Невеста Всадника без головы - Миронина Наталия (чтение книг .txt) 📗
– Я дальше сама. – ей было ужасно неудобно, что такой симпатичный молодой человек видел ее упавшей. «Платье, наверное, задралось, и вообще…» К тому же озноб и жар не прошел, и Аня боялась опять грохнуться в обморок.
– Ладно, я тебя до лифта провожу, – Гена был парнем сообразительным.
Когда бабушка открыла ей дверь, Аня сказала:
– Мне что-то так плохо.
Бабушка, бывший медицинский работник, приложила руку ко лбу и ахнула:
– Да у тебя температура!
Как с нее снимали пальто, как бабушка быстро постелила свежую постель, как она натягивала согретую на батарее пижаму, Аня помнила плохо. Она только помнила, что бабушка накрыла ее одеялом в хрустящем пододеяльнике с запахом сирени.

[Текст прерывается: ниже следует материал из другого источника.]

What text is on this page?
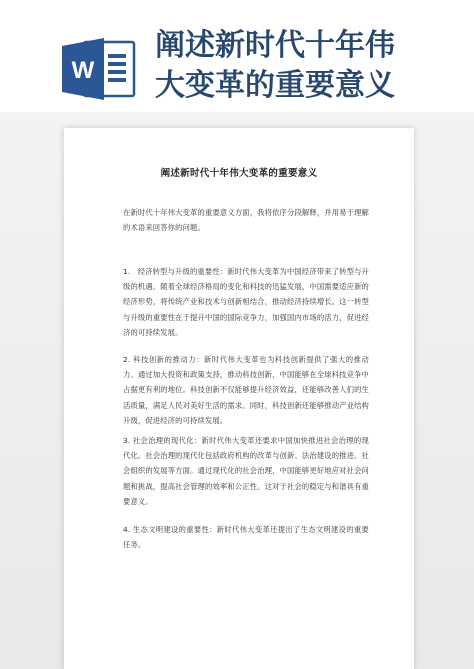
W
阐述新时代十年伟
大变革的重要意义
阐述新时代十年伟大变革的重要意义
在新时代十年伟大变革的重要意义方面，我将依序分段解释，并用易于理解的术语来回答你的问题。
1.　经济转型与升级的重要性：新时代伟大变革为中国经济带来了转型与升级的机遇。随着全球经济格局的变化和科技的迅猛发展，中国需要适应新的经济形势，将传统产业和技术与创新相结合，推动经济持续增长。这一转型与升级的重要性在于提升中国的国际竞争力，加强国内市场的活力，促进经济的可持续发展。
2. 科技创新的推动力：新时代伟大变革也为科技创新提供了强大的推动力。通过加大投资和政策支持，推动科技创新，中国能够在全球科技竞争中占据更有利的地位。科技创新不仅能够提升经济效益，还能够改善人们的生活质量，满足人民对美好生活的需求。同时，科技创新还能够推动产业结构升级，促进经济的可持续发展。
3. 社会治理的现代化：新时代伟大变革还要求中国加快推进社会治理的现代化。社会治理的现代化包括政府机构的改革与创新、法治建设的推进、社会组织的发展等方面。通过现代化的社会治理，中国能够更好地应对社会问题和挑战，提高社会管理的效率和公正性。这对于社会的稳定与和谐具有重要意义。
4. 生态文明建设的重要性：新时代伟大变革还提出了生态文明建设的重要任务。
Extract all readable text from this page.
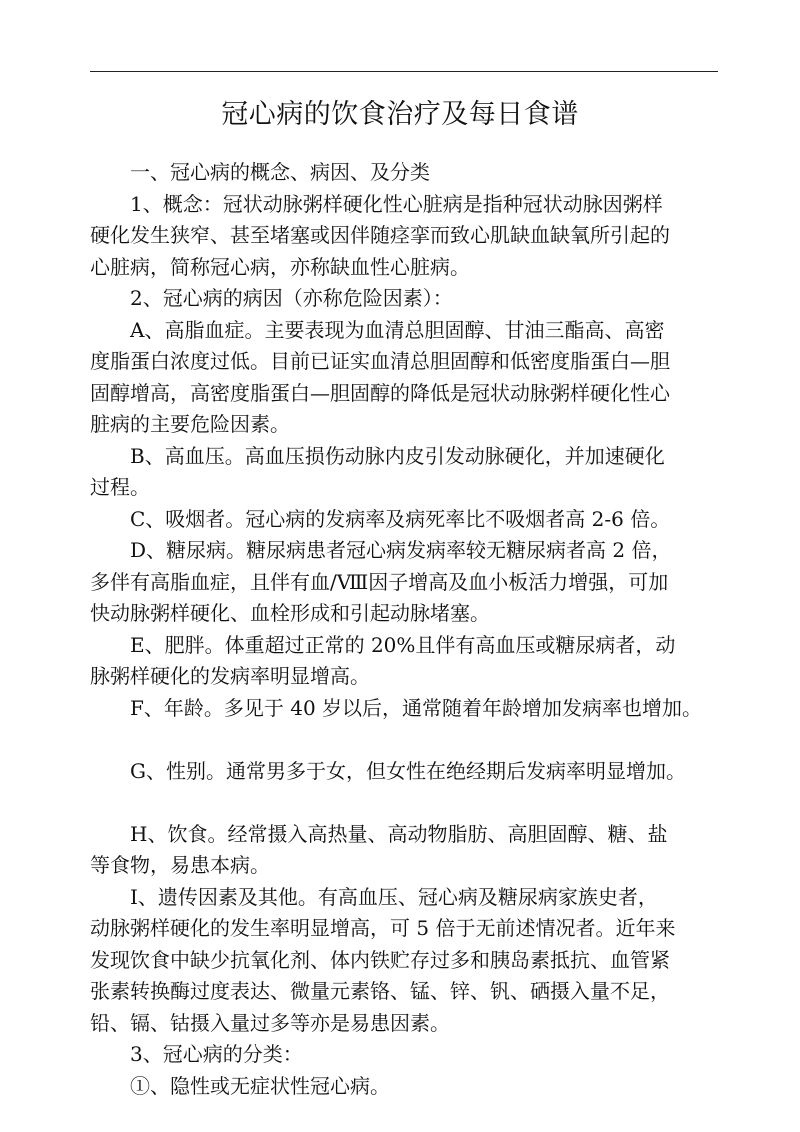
冠心病的饮食治疗及每日食谱

一、冠心病的概念、病因、及分类

1、概念：冠状动脉粥样硬化性心脏病是指种冠状动脉因粥样

硬化发生狭窄、甚至堵塞或因伴随痉挛而致心肌缺血缺氧所引起的

心脏病，简称冠心病，亦称缺血性心脏病。

2、冠心病的病因（亦称危险因素）：

A、高脂血症。主要表现为血清总胆固醇、甘油三酯高、高密

度脂蛋白浓度过低。目前已证实血清总胆固醇和低密度脂蛋白—胆

固醇增高，高密度脂蛋白—胆固醇的降低是冠状动脉粥样硬化性心

脏病的主要危险因素。

B、高血压。高血压损伤动脉内皮引发动脉硬化，并加速硬化

过程。

C、吸烟者。冠心病的发病率及病死率比不吸烟者高 2-6 倍。

D、糖尿病。糖尿病患者冠心病发病率较无糖尿病者高 2 倍，

多伴有高脂血症，且伴有血/Ⅷ因子增高及血小板活力增强，可加

快动脉粥样硬化、血栓形成和引起动脉堵塞。

E、肥胖。体重超过正常的 20%且伴有高血压或糖尿病者，动

脉粥样硬化的发病率明显增高。

F、年龄。多见于 40 岁以后，通常随着年龄增加发病率也增加。

G、性别。通常男多于女，但女性在绝经期后发病率明显增加。

H、饮食。经常摄入高热量、高动物脂肪、高胆固醇、糖、盐

等食物，易患本病。

I、遗传因素及其他。有高血压、冠心病及糖尿病家族史者，

动脉粥样硬化的发生率明显增高，可 5 倍于无前述情况者。近年来

发现饮食中缺少抗氧化剂、体内铁贮存过多和胰岛素抵抗、血管紧

张素转换酶过度表达、微量元素铬、锰、锌、钒、硒摄入量不足，

铅、镉、钴摄入量过多等亦是易患因素。

3、冠心病的分类：

①、隐性或无症状性冠心病。
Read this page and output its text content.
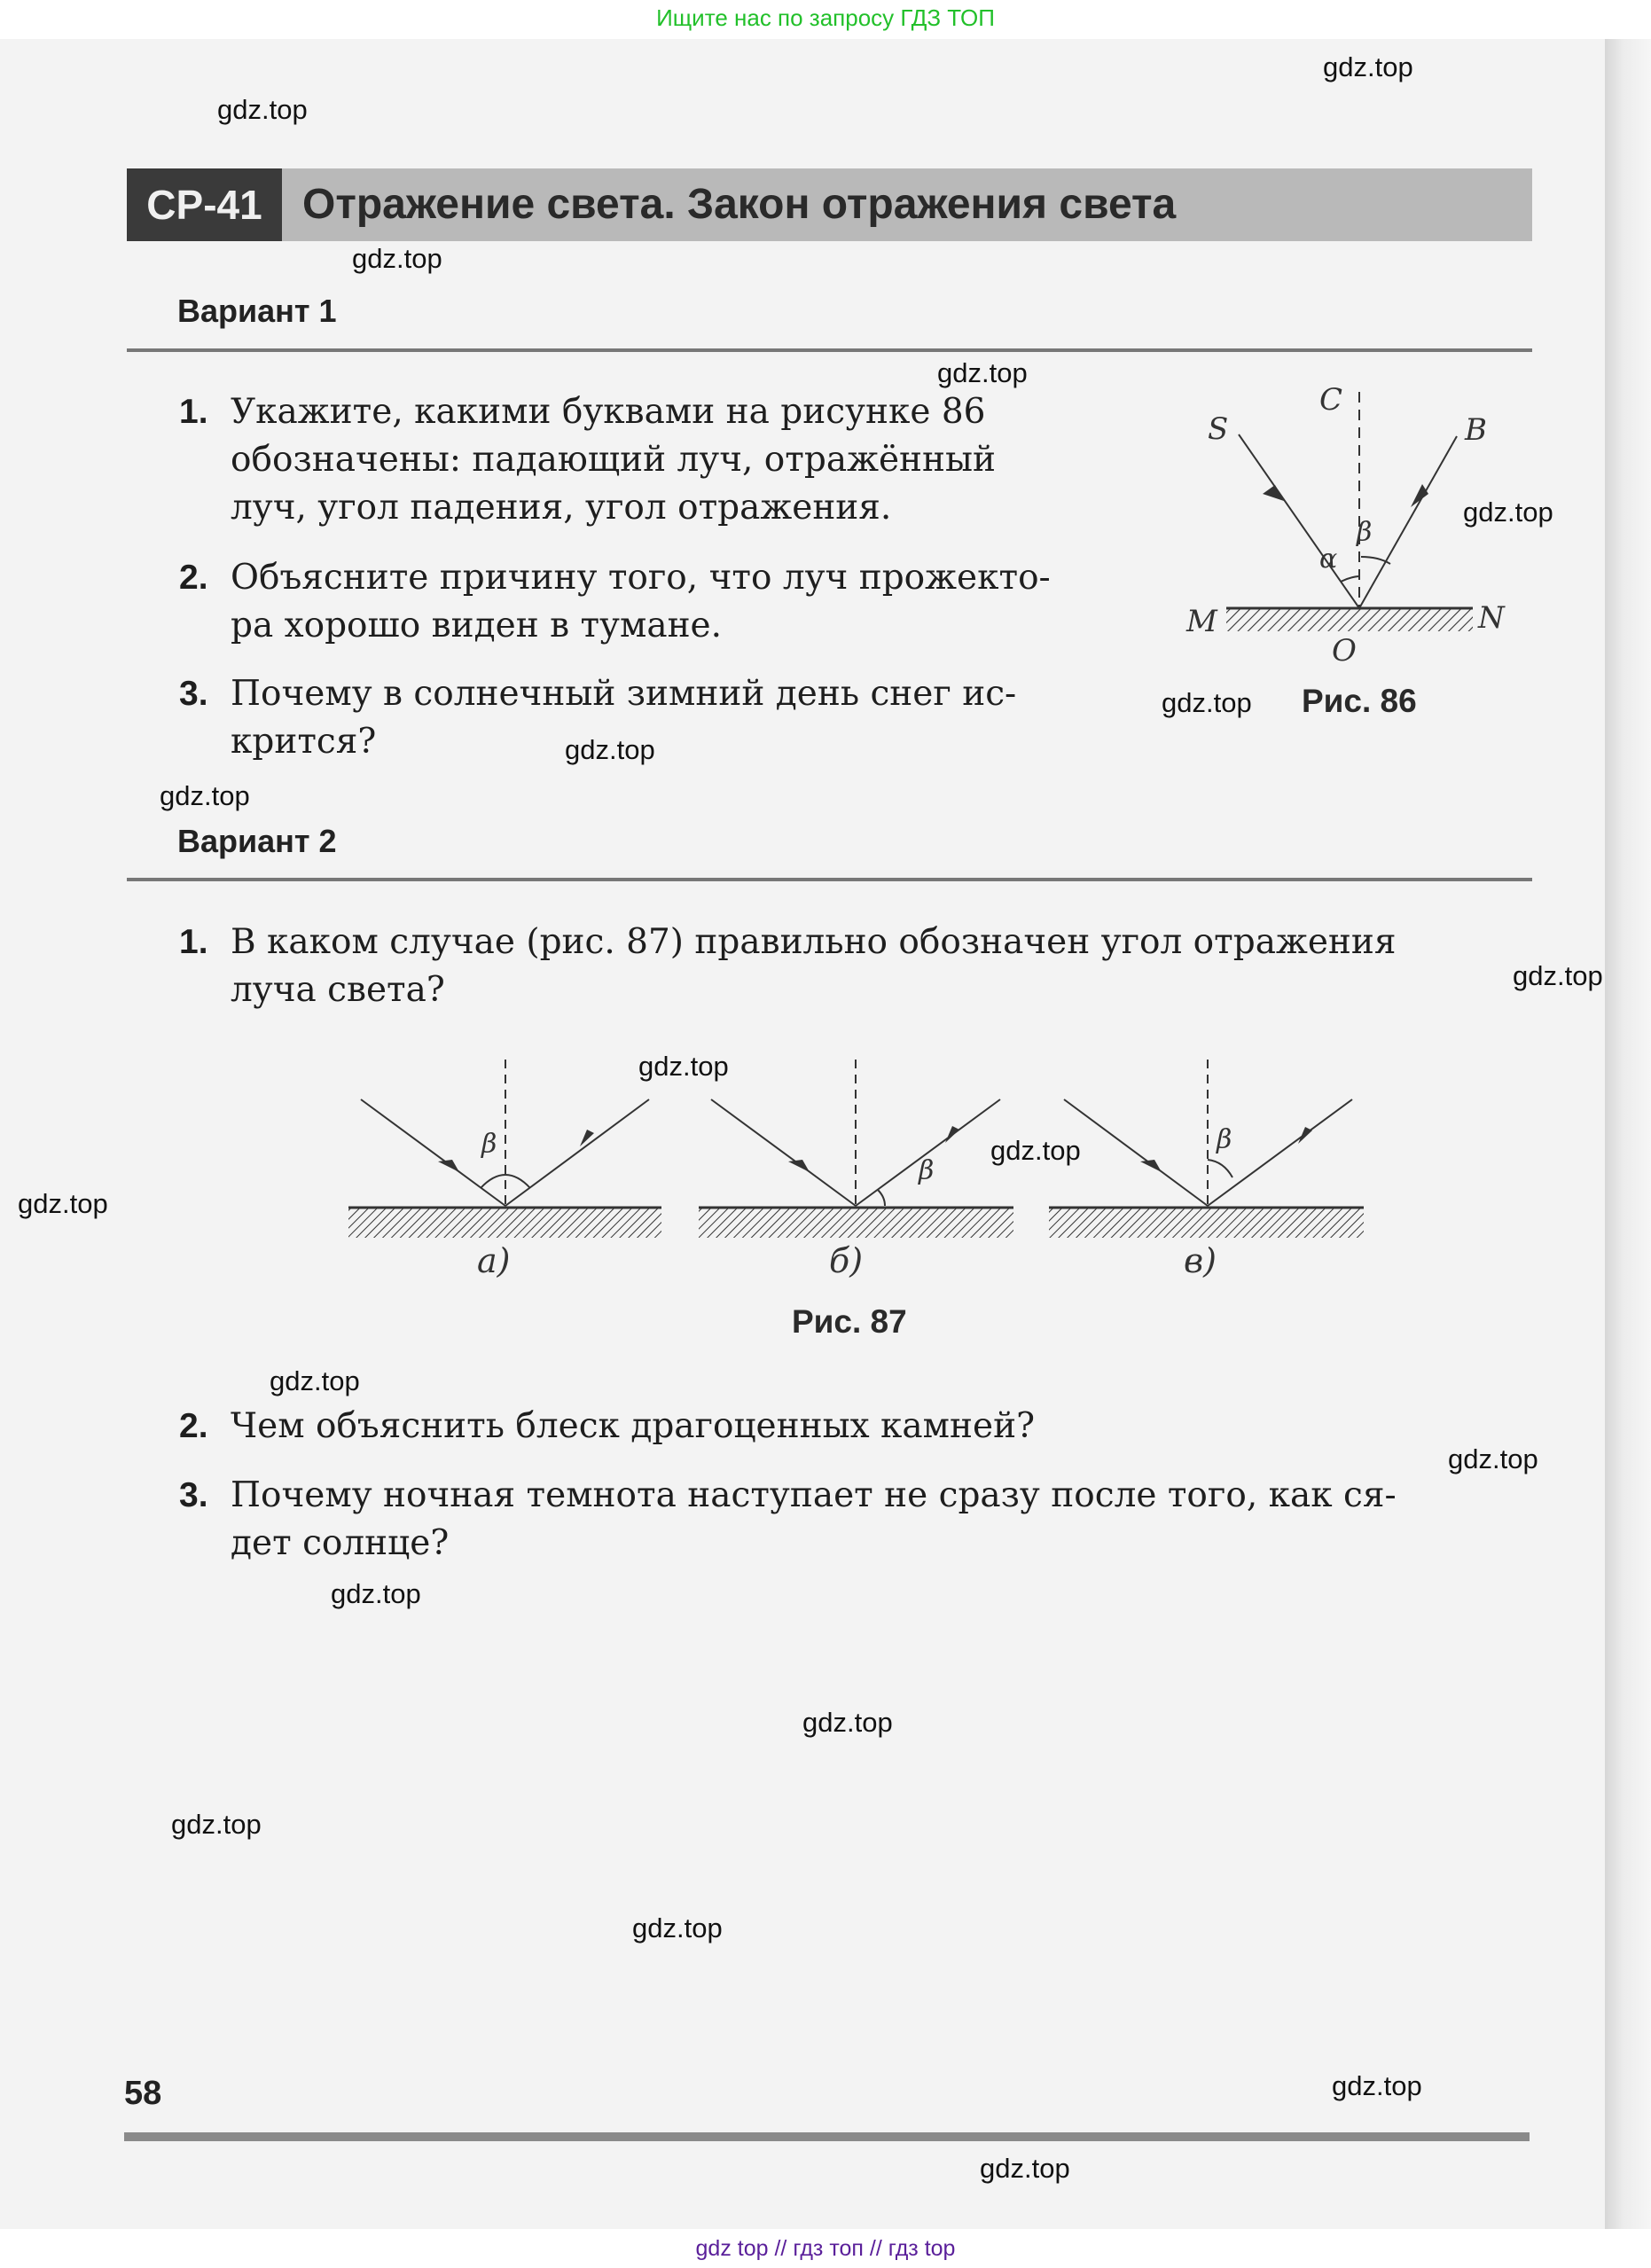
Ищите нас по запросу ГДЗ ТОП
СР-41 Отражение света. Закон отражения света
Вариант 1
1. Укажите, какими буквами на рисунке 86
обозначены: падающий луч, отражённый
луч, угол падения, угол отражения.
2. Объясните причину того, что луч прожекто-
ра хорошо виден в тумане.
3. Почему в солнечный зимний день снег ис-
крится?
C
S	B
M	N
O
α
β
Рис. 86
Вариант 2
1. В каком случае (рис. 87) правильно обозначен угол отражения
луча света?
β
β
β
а)	б)	в)
Рис. 87
2. Чем объяснить блеск драгоценных камней?
3. Почему ночная темнота наступает не сразу после того, как ся-
дет солнце?
58
gdz.top
gdz.top
gdz.top
gdz.top
gdz.top
gdz.top
gdz.top
gdz.top
gdz.top
gdz.top
gdz.top
gdz.top
gdz.top
gdz.top
gdz.top
gdz.top
gdz.top
gdz.top
gdz.top
gdz.top
gdz top // гдз топ // гдз top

– Пока не засыпай, я тебе чаю горячего с лимоном дам.
– Не хочу, потом. – Аня провалилась в тяжелое забытье.
Позже она услышала, как хлопнула дверь, как мамин звонкий голос что-то спрашивал у бабушки, а бабушка повторяла:
– Иди в ванную, шпарь руки.
На бабушкином медицинском языке это означало: в первую очередь вымой руки в очень горячей воде.
Мама долго возилась в ванной, потом, еще не переодевшись, в красивом костюме зашла в комнату к Ане.
– Ну, что с тобой? Грипп, не иначе. – прохладная мамина рука с длинными пальцами легла на ее лоб. – ну, ничего страшного. Полечимся немного, и все будет в порядке.
Аня повернулась на спину.
– Посиди со мной.
– А я никуда и не ухожу. – мама действительно сидела на краю постели.
Аня, которую до сих пор пугали мурашки, озноб и боль в шее и коленках, вдруг почувствовала, что страх перед чем-то непонятным отступил. Здесь, в этой комнате с родными и знакомыми вещами, она была в безопасности, что бы с ней ни приключилось. Мама тем временем включила настольную лампу и накинула на нее свою шелковую косынку. Свет в комнате стал мягкий, уютный. Глаза Ани перестали болеть. К кровати мама придвинула старое большое кресло, которое превратилось в стол – на кресло мама положила носовые платки, синее блюдечко с таблетками и витаминами и несколько толстых ярких журналов и пару книжек.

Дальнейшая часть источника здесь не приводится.